Professor Joseph J. Kohn
Joseph Kohn is Professor Emeritus of Mathematics at Princeton University. He is a winner of the Mathematical Society Steele Prize and the Bergman Prize and is a member of the United States National Academy of Sciences and of the American Academy of Arts and Sciences. He has also received the Bolzano Prize of the Czechoslovak Union of Mathematicians and Physicists and an honorary doctorate from the University of Bologna. He has written numerous research articles and has been involved in various mathematical projects in the Czech Republic, Italy, Mexico, and the United States.
Professor Tim Maudlin
Tim Maudlin (B.A. Yale, Physics and Philosophy; Ph.D. Pittsburgh, History and Philosophy of Science) has interests primarily focused in the foundations of physics, metaphysics, and logic. His books include Quantum Non-Locality and Relativity (Blackwell, 3rd edition now available), Truth and Paradox (Oxford), and The Metaphysics Within Physics (Oxford). Philosophy of Physics: Space and Time is due for publication in 2012 by Princeton University Press. He is currently at work on a second volume for Princeton, and on a large project developing and applying an alternative mathematical account of topological structure. He is a member of the Academie Internationale de Philosophie des Sciences and the Foundational Questions Institute (FQXi). He has been a Guggenheim Fellow, as well as a visiting professor at Harvard. From 1986 to 2011, Dr. Maudlin taught at Rutgers; currently, he is a member of the faculty at New York University.
Dr. Mark A. Norell
Mark A. Norell was born July 26, 1957, in St. Paul, Minnesota and spent most of his formative years (from 1964) in southern California. He received a Bachelor of Science in 1980 from Long Beach State University and a Masters of Science from San Diego State University in 1983. In 1988, he was awarded the John Spanger Nichols prize for best thesis upon completion of his doctoral studies at Yale University. After a year of post-doctoral training studying the molecular genetics of maize, Dr. Norell accepted a curatorial position at the American Museum of Natural History in New York where he is the Chairman of the Department of Paleontology. The author of many scholarly articles, Dr. Norell’s most recent book is entitled “Traveling the Silk Road: Ancient Pathway to the Modern World.”

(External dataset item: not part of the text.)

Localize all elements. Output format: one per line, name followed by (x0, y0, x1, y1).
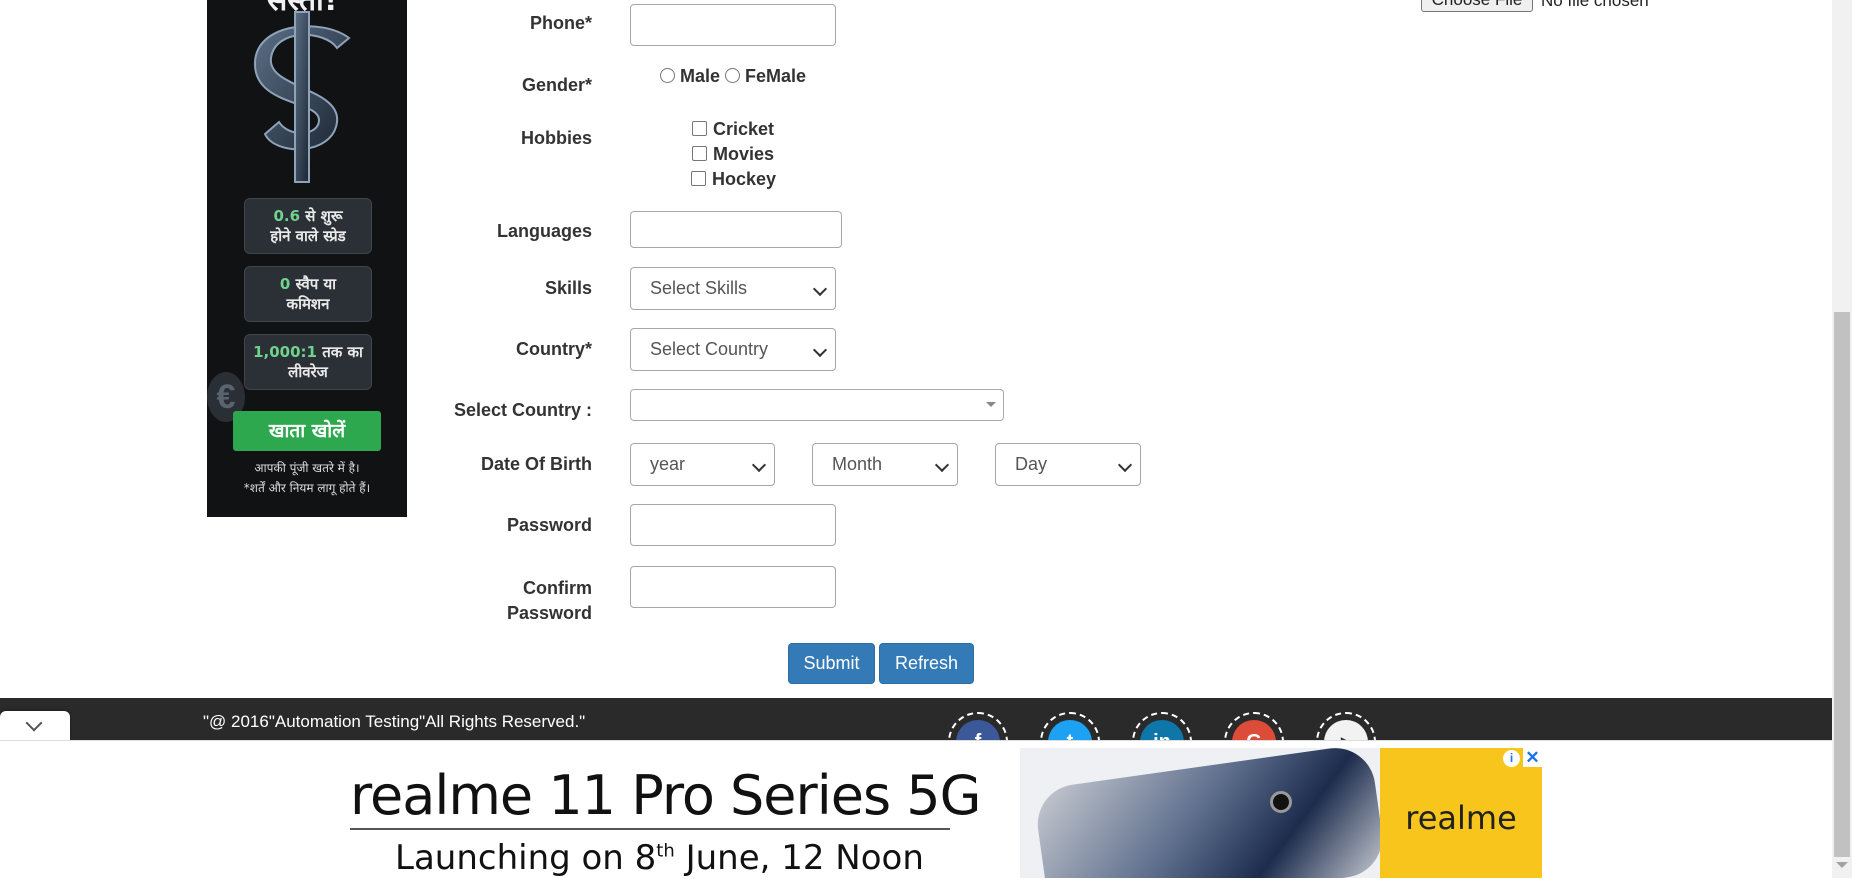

Information Regarding CME Credit for Physicians
This activity has been planned and implemented in accordance with the Essential Areas and policies of the Accreditation Council for Continuing Medical Education through the joint sponsorship of the American Psychoanalytic Association and the New York Psychoanalytic Society and Institute. The American Psychoanalytic Association is accredited by the ACCME to provide continuing medical education for physicians.
The American Psychoanalytic Association designates this Live Activity for a maximum of [2] AMA PRA Category 1 Credit(s)™. Physicians should claim only the credit commensurate with the extent of their participation in the activity.
IMPORTANT DISCLOSURE INFORMATION FOR ALL LEARNERS: None of the planners and presenters of this CME program have any relevant financial relationships to disclose.